A medida que los manifestantes se movían al ritmo de la canción “Money, Money, Money” de ABBA, el ambiente se tornaba festivo, aunque la seriedad del mensaje no se perdía. La Met Gala, un evento que ha sido un punto de discusión por años en relación con temas sociales, esta vez adquiría un matiz particularmente mordaz debido a la implicación de Bezos, cuyo imperio, Amazon, está vinculado a diversas controversias, incluyendo su asociación con la administración de Donald Trump y la explotación de sus empleados.
Con el red carpet como telón de fondo, la presencia de los protestantes manifestaba un profundo desacuerdo con lo que muchos consideraban una celebración de la apatía política en un momento de agudas crisis sociales.
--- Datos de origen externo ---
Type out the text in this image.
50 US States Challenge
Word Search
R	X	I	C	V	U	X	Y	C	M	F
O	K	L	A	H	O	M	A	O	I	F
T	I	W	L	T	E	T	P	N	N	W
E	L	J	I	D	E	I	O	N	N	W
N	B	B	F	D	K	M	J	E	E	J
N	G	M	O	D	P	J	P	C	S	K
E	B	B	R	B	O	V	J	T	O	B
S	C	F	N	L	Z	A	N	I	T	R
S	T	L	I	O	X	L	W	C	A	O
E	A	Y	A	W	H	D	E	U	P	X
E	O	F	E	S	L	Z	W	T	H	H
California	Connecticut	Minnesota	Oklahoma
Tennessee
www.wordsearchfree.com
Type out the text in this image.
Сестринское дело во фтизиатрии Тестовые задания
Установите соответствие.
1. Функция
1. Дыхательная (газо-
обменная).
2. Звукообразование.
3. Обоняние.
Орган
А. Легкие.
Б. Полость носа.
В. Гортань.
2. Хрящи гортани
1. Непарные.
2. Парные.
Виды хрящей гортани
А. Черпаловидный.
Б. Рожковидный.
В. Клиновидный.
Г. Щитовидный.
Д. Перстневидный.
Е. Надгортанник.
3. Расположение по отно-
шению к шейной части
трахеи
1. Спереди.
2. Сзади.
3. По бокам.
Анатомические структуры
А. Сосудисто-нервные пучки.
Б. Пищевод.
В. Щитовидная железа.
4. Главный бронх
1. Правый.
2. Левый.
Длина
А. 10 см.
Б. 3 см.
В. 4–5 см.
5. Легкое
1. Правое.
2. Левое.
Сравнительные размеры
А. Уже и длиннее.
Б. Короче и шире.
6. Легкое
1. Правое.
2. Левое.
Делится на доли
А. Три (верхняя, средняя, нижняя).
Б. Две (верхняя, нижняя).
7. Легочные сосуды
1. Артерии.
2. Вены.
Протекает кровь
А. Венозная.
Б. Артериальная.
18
Una de las pancartas utilizadas en la protesta evocaba un mensaje irónico de agradecimiento dirigido a Bezos por “respaldar su colaboración con ICE al vestirse para este espectáculo moral”.
A pesar de la reciente indignación pública, se reportó que Bezos no apareció en la alfombra roja, mientras su esposa caminaba sola, un reflejo quizás de la presión mediática y las críticas que enfrentaba.
Los manifestantes, que llevaban disfraces elaborados y coloridos, se habían preparado semanas antes del evento. Activistas de diferentes grupos, como Everyone Hates Elon, ya habían llevado a cabo proyecciones en la fachada del penthouse de Bezos, y habían añadido carteles por toda la ciudad que aludían a tensiones sociales. En la cercanía, también se encontraron intervenciones audaces, como el uso de botellas de orina falsas, que simbolizaban las deplorables condiciones laborales de muchos de los trabajadores de Amazon.
Entre los incidentes notables de la noche, Karin Shaw, una activista vestida como una versión contemporánea de la Estatua de la Libertad, destacó que la lucha de ese noche era crucial ante el avance de lo que ella describía como fascismo. La continuidad de estas manifestaciones en eventos como el Met Gala subraya un fuerte llamado a la acción y un recordatorio de que, mientras las luces brillan sobre el glamour, las luchas sociales siguen resonando en las calles.
Con cada protesta que se desarrolla, se visibilizan las luchas por los derechos laborales, los derechos de las personas trans y el activismo climático que exige atención a un mundo que, según los manifestantes, está siendo amenazado por intereses corporativos desmedidos. Sin duda, el contraste entre la ostentación de la gala y las voces de resistencia seguirán siendo objeto de intenso debate y reflexión en los días venideros.